Empirical assessments by teams at Cochrane Collaboration, EQUATOR Network, Agency for Healthcare Research and Quality, and universities including Oxford, Harvard, and McMaster University have evaluated STROBE’s influence on reporting completeness. Several systematic reviews published in PLOS Medicine, BMJ, Journal of Clinical Epidemiology, and Epidemiology report modest improvements in certain checklist domains but variable uptake across specialties such as Oncology, Cardiology, Nephrology, Psychiatry, and Infectious disease. Editorial policies at Wiley, Elsevier, Springer Nature, and society journals from American Heart Association, American College of Cardiology, and European Society of Cardiology have influenced adherence, as have training programs at Johns Hopkins Bloomberg School of Public Health and London School of Hygiene and Tropical Medicine.
Critiques from scholars at University of Oxford, University of Sydney, Harvard T.H. Chan School of Public Health, and independent methodologists note that STROBE focuses on reporting rather than study conduct, may be inconsistently enforced by journals like Nature, Science, and some specialty outlets, and can be interpreted variably across fields such as Genetics, Environmental health, Health services research, and Implementation science.
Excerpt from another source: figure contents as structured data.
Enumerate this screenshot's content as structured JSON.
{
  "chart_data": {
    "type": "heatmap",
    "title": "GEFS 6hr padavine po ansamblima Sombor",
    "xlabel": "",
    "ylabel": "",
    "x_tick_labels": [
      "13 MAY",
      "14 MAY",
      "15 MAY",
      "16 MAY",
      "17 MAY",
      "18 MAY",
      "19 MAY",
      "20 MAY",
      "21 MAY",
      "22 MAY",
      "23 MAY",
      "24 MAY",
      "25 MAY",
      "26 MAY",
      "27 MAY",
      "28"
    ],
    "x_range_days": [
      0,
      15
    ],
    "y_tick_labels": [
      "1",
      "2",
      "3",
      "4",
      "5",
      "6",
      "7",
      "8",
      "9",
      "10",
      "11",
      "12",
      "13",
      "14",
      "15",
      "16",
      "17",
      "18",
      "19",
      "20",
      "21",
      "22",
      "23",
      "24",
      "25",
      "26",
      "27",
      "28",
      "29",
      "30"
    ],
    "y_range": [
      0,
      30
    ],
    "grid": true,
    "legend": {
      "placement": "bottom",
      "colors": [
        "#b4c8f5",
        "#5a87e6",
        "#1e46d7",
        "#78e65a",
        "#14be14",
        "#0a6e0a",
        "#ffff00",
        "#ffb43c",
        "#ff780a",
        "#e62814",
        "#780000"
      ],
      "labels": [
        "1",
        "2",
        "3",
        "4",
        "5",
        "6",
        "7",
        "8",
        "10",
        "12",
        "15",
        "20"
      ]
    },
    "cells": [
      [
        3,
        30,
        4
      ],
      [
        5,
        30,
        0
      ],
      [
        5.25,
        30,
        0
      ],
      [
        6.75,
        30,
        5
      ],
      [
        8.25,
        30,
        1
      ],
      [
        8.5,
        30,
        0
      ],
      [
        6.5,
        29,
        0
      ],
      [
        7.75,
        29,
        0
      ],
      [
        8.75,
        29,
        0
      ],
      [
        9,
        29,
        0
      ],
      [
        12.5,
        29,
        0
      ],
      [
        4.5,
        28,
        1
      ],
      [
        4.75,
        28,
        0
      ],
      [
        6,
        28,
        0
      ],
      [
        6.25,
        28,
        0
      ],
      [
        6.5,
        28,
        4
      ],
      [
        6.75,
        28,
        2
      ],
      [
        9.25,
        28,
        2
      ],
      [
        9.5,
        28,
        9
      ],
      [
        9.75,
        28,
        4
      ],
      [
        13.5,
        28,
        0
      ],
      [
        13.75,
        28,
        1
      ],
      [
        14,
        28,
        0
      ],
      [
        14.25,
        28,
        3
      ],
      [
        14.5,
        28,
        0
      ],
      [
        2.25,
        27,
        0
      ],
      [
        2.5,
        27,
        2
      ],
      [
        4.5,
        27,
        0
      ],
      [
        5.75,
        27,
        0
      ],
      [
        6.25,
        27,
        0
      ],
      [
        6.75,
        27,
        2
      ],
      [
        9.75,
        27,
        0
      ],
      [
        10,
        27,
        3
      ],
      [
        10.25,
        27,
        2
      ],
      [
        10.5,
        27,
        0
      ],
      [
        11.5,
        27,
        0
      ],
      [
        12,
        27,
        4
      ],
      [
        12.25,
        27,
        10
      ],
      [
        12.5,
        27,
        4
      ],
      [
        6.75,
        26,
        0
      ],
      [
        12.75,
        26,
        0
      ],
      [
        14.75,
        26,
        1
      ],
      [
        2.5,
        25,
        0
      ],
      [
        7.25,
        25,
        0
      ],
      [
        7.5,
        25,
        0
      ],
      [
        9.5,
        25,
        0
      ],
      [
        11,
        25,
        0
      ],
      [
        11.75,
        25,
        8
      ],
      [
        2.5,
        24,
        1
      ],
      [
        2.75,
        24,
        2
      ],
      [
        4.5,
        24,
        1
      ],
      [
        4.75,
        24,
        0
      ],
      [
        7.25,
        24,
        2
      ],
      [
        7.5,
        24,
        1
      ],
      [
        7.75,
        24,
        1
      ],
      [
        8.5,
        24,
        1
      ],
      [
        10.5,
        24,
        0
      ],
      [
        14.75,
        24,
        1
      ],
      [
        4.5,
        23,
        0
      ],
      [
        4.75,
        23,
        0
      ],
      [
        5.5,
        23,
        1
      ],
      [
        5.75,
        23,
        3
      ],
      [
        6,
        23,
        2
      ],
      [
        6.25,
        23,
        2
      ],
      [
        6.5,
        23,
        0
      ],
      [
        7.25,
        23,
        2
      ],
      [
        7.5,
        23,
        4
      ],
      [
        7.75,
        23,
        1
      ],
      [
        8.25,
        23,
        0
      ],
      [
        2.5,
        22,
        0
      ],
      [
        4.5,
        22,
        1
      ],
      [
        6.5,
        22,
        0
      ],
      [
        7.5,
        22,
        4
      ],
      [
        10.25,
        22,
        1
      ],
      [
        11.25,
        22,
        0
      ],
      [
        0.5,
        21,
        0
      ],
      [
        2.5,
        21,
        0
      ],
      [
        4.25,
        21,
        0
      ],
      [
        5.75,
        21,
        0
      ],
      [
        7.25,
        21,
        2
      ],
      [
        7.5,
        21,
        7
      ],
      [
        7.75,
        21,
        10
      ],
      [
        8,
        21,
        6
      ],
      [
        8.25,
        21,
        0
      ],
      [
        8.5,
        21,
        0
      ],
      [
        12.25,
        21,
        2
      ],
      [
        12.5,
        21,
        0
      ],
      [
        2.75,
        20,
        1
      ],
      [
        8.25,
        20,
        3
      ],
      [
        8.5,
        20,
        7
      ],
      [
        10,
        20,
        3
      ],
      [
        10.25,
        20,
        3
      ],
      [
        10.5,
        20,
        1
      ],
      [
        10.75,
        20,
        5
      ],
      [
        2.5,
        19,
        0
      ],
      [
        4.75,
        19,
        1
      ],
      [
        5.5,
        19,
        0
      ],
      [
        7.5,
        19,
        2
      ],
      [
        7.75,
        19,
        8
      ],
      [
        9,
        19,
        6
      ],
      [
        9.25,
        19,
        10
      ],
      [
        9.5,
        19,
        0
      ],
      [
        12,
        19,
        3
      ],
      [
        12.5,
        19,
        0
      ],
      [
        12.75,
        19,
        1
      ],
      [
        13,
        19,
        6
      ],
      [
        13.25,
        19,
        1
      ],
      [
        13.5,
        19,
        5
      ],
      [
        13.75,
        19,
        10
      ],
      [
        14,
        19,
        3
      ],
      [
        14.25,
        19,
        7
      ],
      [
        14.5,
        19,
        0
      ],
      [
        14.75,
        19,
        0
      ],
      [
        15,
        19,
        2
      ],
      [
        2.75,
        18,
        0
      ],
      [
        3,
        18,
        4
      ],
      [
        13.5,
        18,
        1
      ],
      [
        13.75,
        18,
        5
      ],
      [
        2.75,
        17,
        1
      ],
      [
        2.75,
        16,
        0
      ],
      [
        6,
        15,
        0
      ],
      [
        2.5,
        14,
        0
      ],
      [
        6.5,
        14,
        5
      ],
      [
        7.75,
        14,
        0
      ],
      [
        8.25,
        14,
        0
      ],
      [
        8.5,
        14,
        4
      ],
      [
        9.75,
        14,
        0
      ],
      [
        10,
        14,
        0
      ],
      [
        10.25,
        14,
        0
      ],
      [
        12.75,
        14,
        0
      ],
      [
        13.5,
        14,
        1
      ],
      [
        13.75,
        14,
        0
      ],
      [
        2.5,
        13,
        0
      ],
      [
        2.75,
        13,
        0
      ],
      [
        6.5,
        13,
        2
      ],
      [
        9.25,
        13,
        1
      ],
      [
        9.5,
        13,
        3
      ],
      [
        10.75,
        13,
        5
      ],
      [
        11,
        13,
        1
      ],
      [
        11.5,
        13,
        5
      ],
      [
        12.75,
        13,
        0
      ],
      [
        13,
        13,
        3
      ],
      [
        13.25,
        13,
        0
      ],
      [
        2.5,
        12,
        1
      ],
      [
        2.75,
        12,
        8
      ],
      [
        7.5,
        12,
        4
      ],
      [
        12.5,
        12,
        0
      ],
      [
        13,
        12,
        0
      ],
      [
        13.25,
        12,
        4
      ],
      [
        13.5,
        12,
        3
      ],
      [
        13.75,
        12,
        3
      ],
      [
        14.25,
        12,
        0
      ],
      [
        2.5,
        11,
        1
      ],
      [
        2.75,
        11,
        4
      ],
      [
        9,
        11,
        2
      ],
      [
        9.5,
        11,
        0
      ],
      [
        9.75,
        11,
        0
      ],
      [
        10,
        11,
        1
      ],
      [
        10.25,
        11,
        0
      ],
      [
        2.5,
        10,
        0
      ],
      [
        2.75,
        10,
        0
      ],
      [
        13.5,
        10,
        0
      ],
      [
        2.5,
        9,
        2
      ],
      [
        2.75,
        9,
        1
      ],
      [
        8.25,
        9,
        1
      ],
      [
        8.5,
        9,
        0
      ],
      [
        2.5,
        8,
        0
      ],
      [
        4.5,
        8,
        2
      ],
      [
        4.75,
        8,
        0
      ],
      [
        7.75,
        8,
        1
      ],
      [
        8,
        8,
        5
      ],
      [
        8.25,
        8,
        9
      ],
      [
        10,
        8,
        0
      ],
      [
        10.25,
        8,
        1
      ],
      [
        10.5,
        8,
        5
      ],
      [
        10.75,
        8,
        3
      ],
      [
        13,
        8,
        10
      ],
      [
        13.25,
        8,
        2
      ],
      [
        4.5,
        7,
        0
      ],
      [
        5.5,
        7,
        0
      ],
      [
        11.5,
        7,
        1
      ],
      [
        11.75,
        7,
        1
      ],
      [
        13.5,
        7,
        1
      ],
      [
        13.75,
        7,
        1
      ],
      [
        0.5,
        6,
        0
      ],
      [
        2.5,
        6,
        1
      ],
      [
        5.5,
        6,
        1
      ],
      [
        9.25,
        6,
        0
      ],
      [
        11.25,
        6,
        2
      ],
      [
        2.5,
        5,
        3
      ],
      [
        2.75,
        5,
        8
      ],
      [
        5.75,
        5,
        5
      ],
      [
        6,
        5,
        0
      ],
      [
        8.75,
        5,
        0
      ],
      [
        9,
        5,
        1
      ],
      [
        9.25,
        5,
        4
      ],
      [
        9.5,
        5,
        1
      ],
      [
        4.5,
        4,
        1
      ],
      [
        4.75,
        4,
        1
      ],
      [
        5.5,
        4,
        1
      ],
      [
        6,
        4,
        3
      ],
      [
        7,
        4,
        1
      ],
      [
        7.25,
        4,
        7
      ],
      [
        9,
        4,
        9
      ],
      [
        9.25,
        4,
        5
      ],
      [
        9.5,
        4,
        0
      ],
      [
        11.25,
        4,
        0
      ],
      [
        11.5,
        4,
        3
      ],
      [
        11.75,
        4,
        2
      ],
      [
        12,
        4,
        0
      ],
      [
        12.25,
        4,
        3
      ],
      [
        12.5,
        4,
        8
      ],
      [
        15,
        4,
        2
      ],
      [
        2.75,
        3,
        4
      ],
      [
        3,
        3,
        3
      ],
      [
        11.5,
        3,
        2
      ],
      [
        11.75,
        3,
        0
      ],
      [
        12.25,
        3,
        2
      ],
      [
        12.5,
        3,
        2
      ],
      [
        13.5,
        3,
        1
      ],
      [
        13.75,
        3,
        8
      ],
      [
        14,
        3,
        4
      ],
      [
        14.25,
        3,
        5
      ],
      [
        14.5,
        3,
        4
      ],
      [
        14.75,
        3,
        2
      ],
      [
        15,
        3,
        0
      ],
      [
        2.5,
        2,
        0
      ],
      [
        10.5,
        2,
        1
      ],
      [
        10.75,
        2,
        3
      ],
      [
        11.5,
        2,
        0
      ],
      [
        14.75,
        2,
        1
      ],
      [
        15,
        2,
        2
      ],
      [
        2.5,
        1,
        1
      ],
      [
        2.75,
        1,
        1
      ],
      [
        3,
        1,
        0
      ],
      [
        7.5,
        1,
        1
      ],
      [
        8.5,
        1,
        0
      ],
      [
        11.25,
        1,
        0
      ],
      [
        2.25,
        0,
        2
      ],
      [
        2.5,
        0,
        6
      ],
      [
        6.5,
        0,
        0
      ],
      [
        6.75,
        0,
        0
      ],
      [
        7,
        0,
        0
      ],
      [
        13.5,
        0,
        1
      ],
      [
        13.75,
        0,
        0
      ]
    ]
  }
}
Other limitations include incomplete linkage to reporting of causal inference promoted by thinkers associated with Royal Statistical Society, American Statistical Association, Institute for Health Metrics and Evaluation, and methodological movements influenced by Judea Pearl and Donald Rubin. Calls for extensions and updates have led to domain-specific adaptations and proposals from groups at University of Bern, Karolinska Institutet, University of Bristol, and professional societies including International Society for Environmental Epidemiology.